Graph of Thoughts Nanobiomaterials Assistants: Towards Logical, Tool-Augmented, and Multi-Agent Reasoning in Scientific LLMs
Keywords: nanobiomaterials, graph of thoughts, scientific llms, tool-augmented reasoning, multi-agent debate, symbolic solvers, formal logical layers, neuro-symbolic architectures, constraint satisfaction, nanoparticle design, therapeutic nanostructures, safety-critical ai, drug delivery, materials informatics, graph-based inference
TL;DR: Introduces GoT-Nano, a graph-of-thoughts, tool-augmented, multi-agent LLM framework that enforces logical and physicochemical constraints to design safe, high-performance nanobiomaterials for drug delivery and therapeutic applications.

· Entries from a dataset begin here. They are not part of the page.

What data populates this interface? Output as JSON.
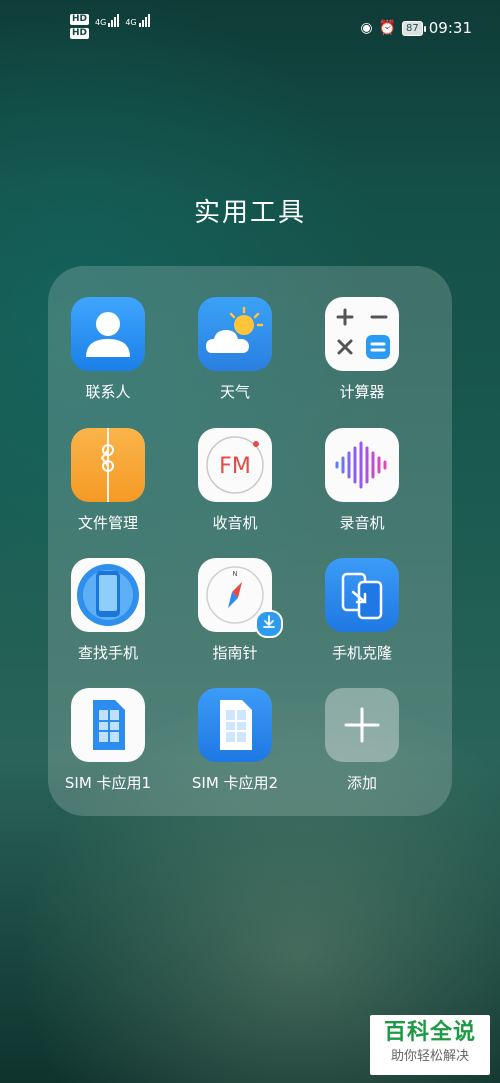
{
  "status_bar": {
    "hd_badge_1": "HD",
    "hd_badge_2": "HD",
    "network_1": "4G",
    "network_2": "4G",
    "battery": "87",
    "time": "09:31"
  },
  "folder": {
    "title": "实用工具",
    "apps": [
      {
        "label": "联系人",
        "icon": "contacts-icon"
      },
      {
        "label": "天气",
        "icon": "weather-icon"
      },
      {
        "label": "计算器",
        "icon": "calculator-icon"
      },
      {
        "label": "文件管理",
        "icon": "files-icon"
      },
      {
        "label": "收音机",
        "icon": "radio-icon",
        "icon_text": "FM"
      },
      {
        "label": "录音机",
        "icon": "recorder-icon"
      },
      {
        "label": "查找手机",
        "icon": "find-phone-icon"
      },
      {
        "label": "指南针",
        "icon": "compass-icon",
        "icon_text": "N"
      },
      {
        "label": "手机克隆",
        "icon": "phone-clone-icon"
      },
      {
        "label": "SIM 卡应用1",
        "icon": "sim-card-icon"
      },
      {
        "label": "SIM 卡应用2",
        "icon": "sim-card-icon"
      },
      {
        "label": "添加",
        "icon": "add-icon"
      }
    ]
  },
  "watermark": {
    "main": "百科全说",
    "sub": "助你轻松解决"
  },
  "colors": {
    "accent_blue": "#2d8cf0",
    "files_orange": "#f9a93a",
    "recorder_purple": "#8a5cf5",
    "radio_red": "#e84a43",
    "watermark_green": "#1e9a45"
  }
}
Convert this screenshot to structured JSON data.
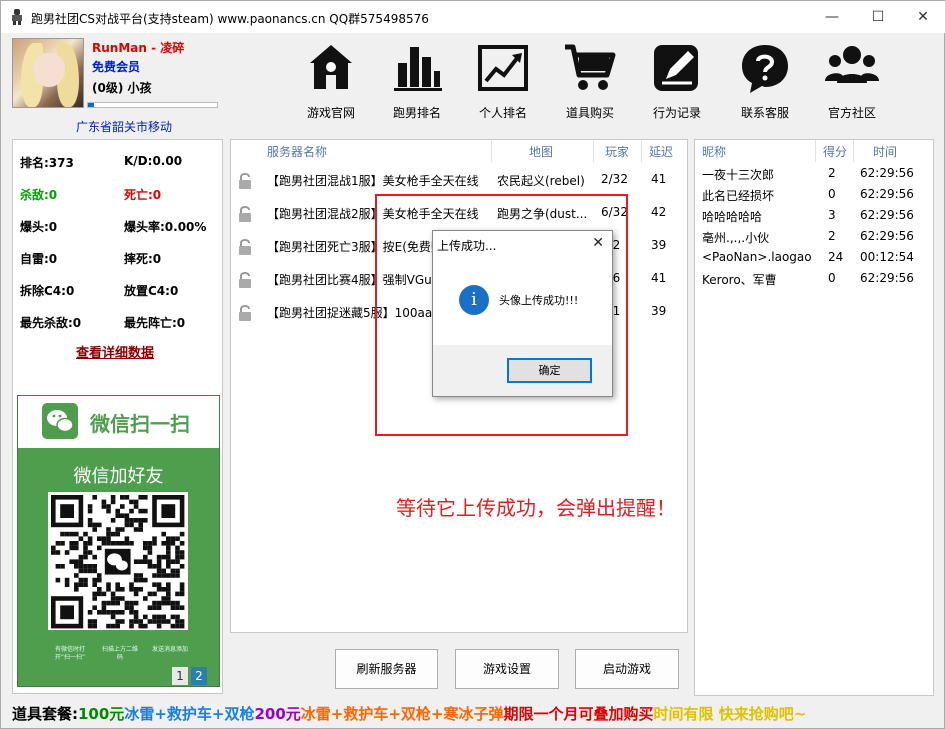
{
  "window": {
    "title": "跑男社团CS对战平台(支持steam) www.paonancs.cn QQ群575498576",
    "minimize": "—",
    "maximize": "☐",
    "close": "✕"
  },
  "user": {
    "name": "RunMan - 凌碎",
    "membership": "免费会员",
    "level": "(0级) 小孩",
    "xp_fraction": 0.05,
    "location": "广东省韶关市移动"
  },
  "nav": [
    {
      "label": "游戏官网",
      "icon": "house-icon"
    },
    {
      "label": "跑男排名",
      "icon": "bar-chart-icon"
    },
    {
      "label": "个人排名",
      "icon": "line-chart-icon"
    },
    {
      "label": "道具购买",
      "icon": "shopping-cart-icon"
    },
    {
      "label": "行为记录",
      "icon": "edit-icon"
    },
    {
      "label": "联系客服",
      "icon": "help-bubble-icon"
    },
    {
      "label": "官方社区",
      "icon": "community-icon"
    }
  ],
  "stats": {
    "rank": "排名:373",
    "kd": "K/D:0.00",
    "kills": "杀敌:0",
    "deaths": "死亡:0",
    "headshots": "爆头:0",
    "headshot_rate": "爆头率:0.00%",
    "grenade": "自雷:0",
    "fall": "摔死:0",
    "defuse": "拆除C4:0",
    "plant": "放置C4:0",
    "first_kill": "最先杀敌:0",
    "first_death": "最先阵亡:0",
    "detail_link": "查看详细数据"
  },
  "qr": {
    "header": "微信扫一扫",
    "subtitle": "微信加好友",
    "steps": [
      "有微信时打开“扫一扫”",
      "扫描上方二维码",
      "发送消息添加"
    ],
    "pages": [
      "1",
      "2"
    ]
  },
  "servers": {
    "headers": [
      "服务器名称",
      "地图",
      "玩家",
      "延迟"
    ],
    "rows": [
      {
        "name": "【跑男社团混战1服】美女枪手全天在线",
        "map": "农民起义(rebel)",
        "players": "2/32",
        "ping": "41"
      },
      {
        "name": "【跑男社团混战2服】美女枪手全天在线",
        "map": "跑男之争(dust...",
        "players": "6/32",
        "ping": "42"
      },
      {
        "name": "【跑男社团死亡3服】按E(免费购买装备)",
        "map": "",
        "players": "/32",
        "ping": "39"
      },
      {
        "name": "【跑男社团比赛4服】强制VGua...",
        "map": "",
        "players": "/16",
        "ping": "41"
      },
      {
        "name": "【跑男社团捉迷藏5服】100aa...",
        "map": "",
        "players": "/21",
        "ping": "39"
      }
    ]
  },
  "players": {
    "headers": [
      "昵称",
      "得分",
      "时间"
    ],
    "rows": [
      {
        "nick": "一夜十三次郎",
        "score": "2",
        "time": "62:29:56"
      },
      {
        "nick": "此名已经损坏",
        "score": "0",
        "time": "62:29:56"
      },
      {
        "nick": "哈哈哈哈哈",
        "score": "3",
        "time": "62:29:56"
      },
      {
        "nick": "亳州.,.,.小伙",
        "score": "2",
        "time": "62:29:56"
      },
      {
        "nick": "<PaoNan>.laogao",
        "score": "24",
        "time": "00:12:54"
      },
      {
        "nick": "Keroro、军曹",
        "score": "0",
        "time": "62:29:56"
      }
    ]
  },
  "buttons": {
    "refresh": "刷新服务器",
    "settings": "游戏设置",
    "launch": "启动游戏"
  },
  "promo": [
    {
      "text": "道具套餐:",
      "color": "#000000"
    },
    {
      "text": "100元",
      "color": "#008800"
    },
    {
      "text": "冰雷+救护车+双枪",
      "color": "#1a7fe0"
    },
    {
      "text": "200元",
      "color": "#9900cc"
    },
    {
      "text": "冰雷+救护车+双枪+寒冰子弹",
      "color": "#ff6600"
    },
    {
      "text": "期限一个月可叠加购买",
      "color": "#e00000"
    },
    {
      "text": "时间有限 快来抢购吧~",
      "color": "#e0c000"
    }
  ],
  "annotation": {
    "hint": "等待它上传成功，会弹出提醒！"
  },
  "dialog": {
    "title": "上传成功...",
    "message": "头像上传成功!!!",
    "ok": "确定",
    "close": "✕",
    "info_glyph": "i"
  },
  "colors": {
    "accent_blue": "#0078d7",
    "highlight_red": "#e02020",
    "wechat_green": "#4f9e4e"
  }
}
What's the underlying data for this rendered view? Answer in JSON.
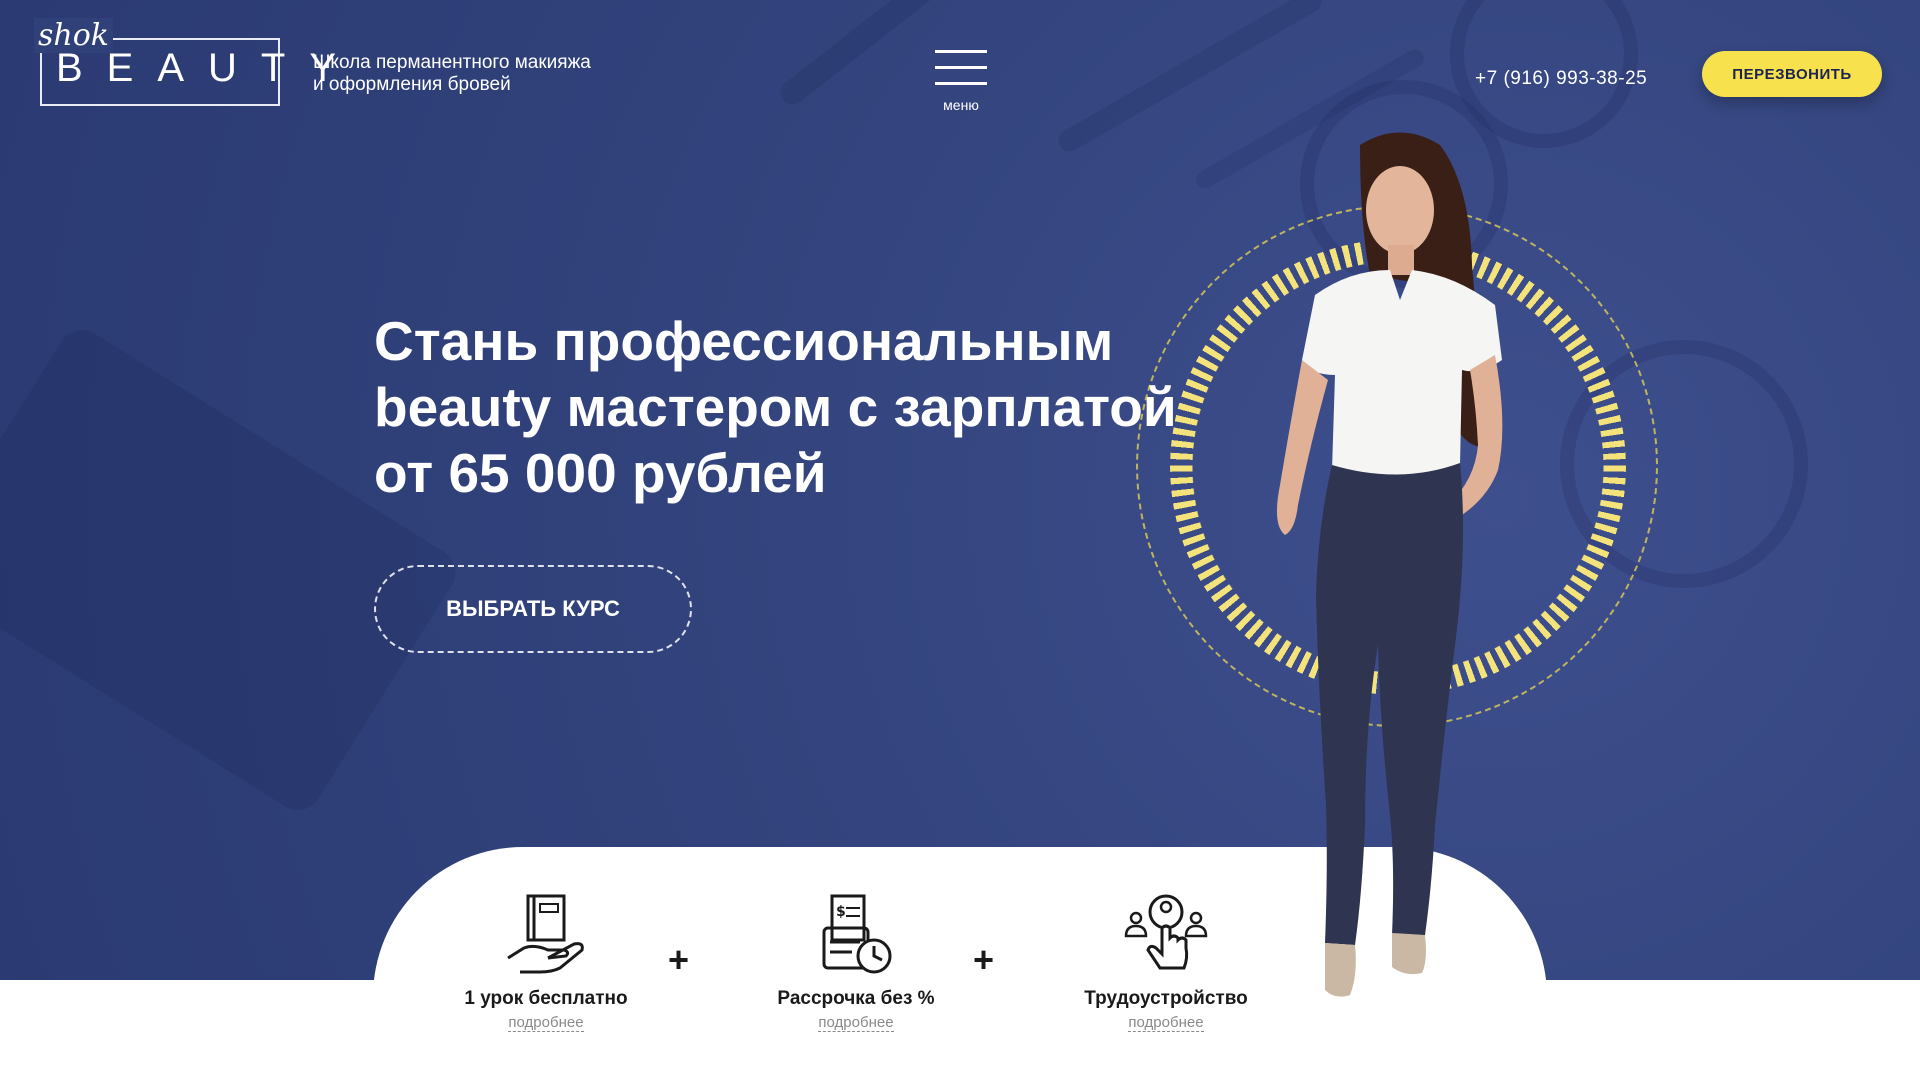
{
  "header": {
    "logo_script": "shok",
    "logo_word": "BEAUTY",
    "tagline_line1": "Школа перманентного макияжа",
    "tagline_line2": "и оформления бровей",
    "menu_label": "меню",
    "phone": "+7 (916) 993-38-25",
    "callback_label": "ПЕРЕЗВОНИТЬ"
  },
  "hero": {
    "headline_line1": "Стань профессиональным",
    "headline_line2": "beauty мастером с зарплатой",
    "headline_line3": "от 65 000 рублей",
    "cta_label": "ВЫБРАТЬ КУРС"
  },
  "features": [
    {
      "title": "1 урок бесплатно",
      "more": "подробнее",
      "icon": "book-in-hand-icon"
    },
    {
      "title": "Рассрочка без %",
      "more": "подробнее",
      "icon": "receipt-clock-icon"
    },
    {
      "title": "Трудоустройство",
      "more": "подробнее",
      "icon": "hand-pointer-people-icon"
    }
  ],
  "separator": "+",
  "colors": {
    "hero_bg": "#34457f",
    "accent_yellow": "#f7e24d",
    "text_white": "#ffffff",
    "card_bg": "#ffffff"
  }
}
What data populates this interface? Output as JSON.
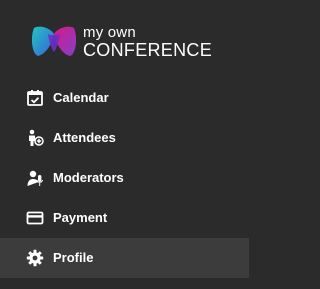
{
  "brand": {
    "line1": "my own",
    "line2": "CONFERENCE",
    "colors": {
      "magenta": "#e0198a",
      "teal": "#1fc7c1",
      "blue": "#3a5fd9",
      "purple": "#8a3fd1"
    }
  },
  "sidebar": {
    "background": "#2b2b2b",
    "active_background": "#3c3c3c",
    "items": [
      {
        "label": "Calendar",
        "icon": "calendar-check-icon"
      },
      {
        "label": "Attendees",
        "icon": "person-add-icon"
      },
      {
        "label": "Moderators",
        "icon": "person-microphone-icon"
      },
      {
        "label": "Payment",
        "icon": "credit-card-icon"
      },
      {
        "label": "Profile",
        "icon": "gear-icon",
        "active": true
      }
    ]
  }
}
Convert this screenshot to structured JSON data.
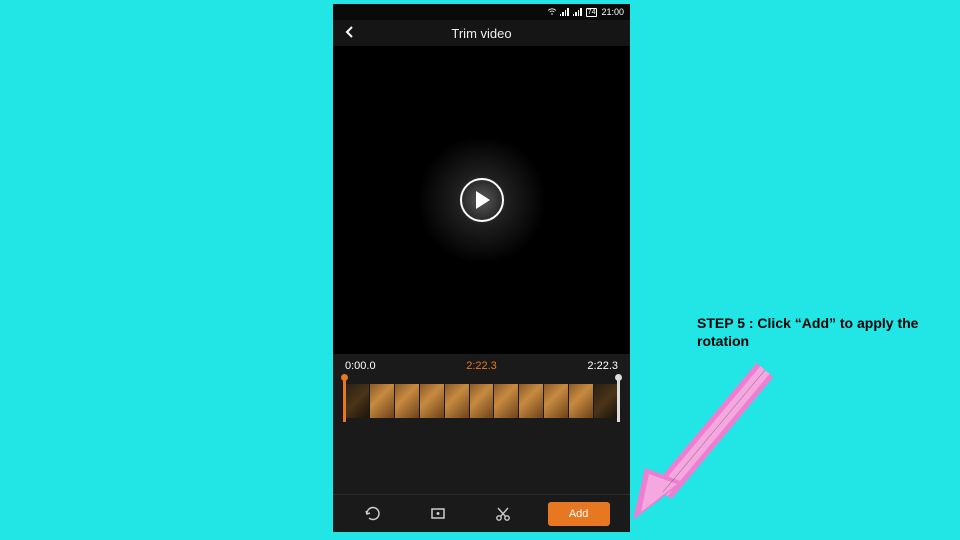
{
  "status": {
    "battery_label": "74",
    "clock": "21:00"
  },
  "header": {
    "title": "Trim video"
  },
  "times": {
    "start": "0:00.0",
    "current": "2:22.3",
    "end": "2:22.3"
  },
  "toolbar": {
    "rotate_label": "Rotate",
    "crop_label": "Crop",
    "cut_label": "Cut",
    "add_label": "Add"
  },
  "instruction": {
    "text": "STEP 5 : Click “Add” to apply the rotation"
  }
}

Abstract: The integration of Large Language Models (LLMs) into materials science has accelerated literature review, hypothesis generation and testing, property prediction, and code generation. However, the safety-critical domain of nanobiomaterials—defined by complex multi-attribute constraints involving surface chemistry, cytotoxicity, and immune response—exposes the fundamental limitations of current autoregressive models. Standard approaches, such as Chain-of-Thought (CoT) prompting, frequently suffer from logical inconsistencies, hallucinated constraints, and a lack of formal verifiability. This **position paper** argues that the next generation of AI assistants for nanobiomaterials must transition from linear, probabilistic generation to structured, rigorous reasoning architectures. We propose the Graph of Thoughts Nanobiomaterials Assistant (GoT-Nano), a framework that integrates Graph of Thoughts (GoT) reasoning, symbolic solver augmentation (SatLM), and multi-agent debate systems. By restructuring inference as an arbitrary graph, we enable non-linear exploration of design spaces, backtracking from toxic candidates, and the aggregation of multi-modal insights. Furthermore, we advocate for the integration of formal logical layers to enforce consistency (e.g., negation and transitivity) and the use of external symbolic tools for verifiable calculation. We contend that this shift from pattern matching to deliberate, verifiable reasoning is essential for the trustworthy deployment of AI in the high-stakes design of therapeutic nanostructures.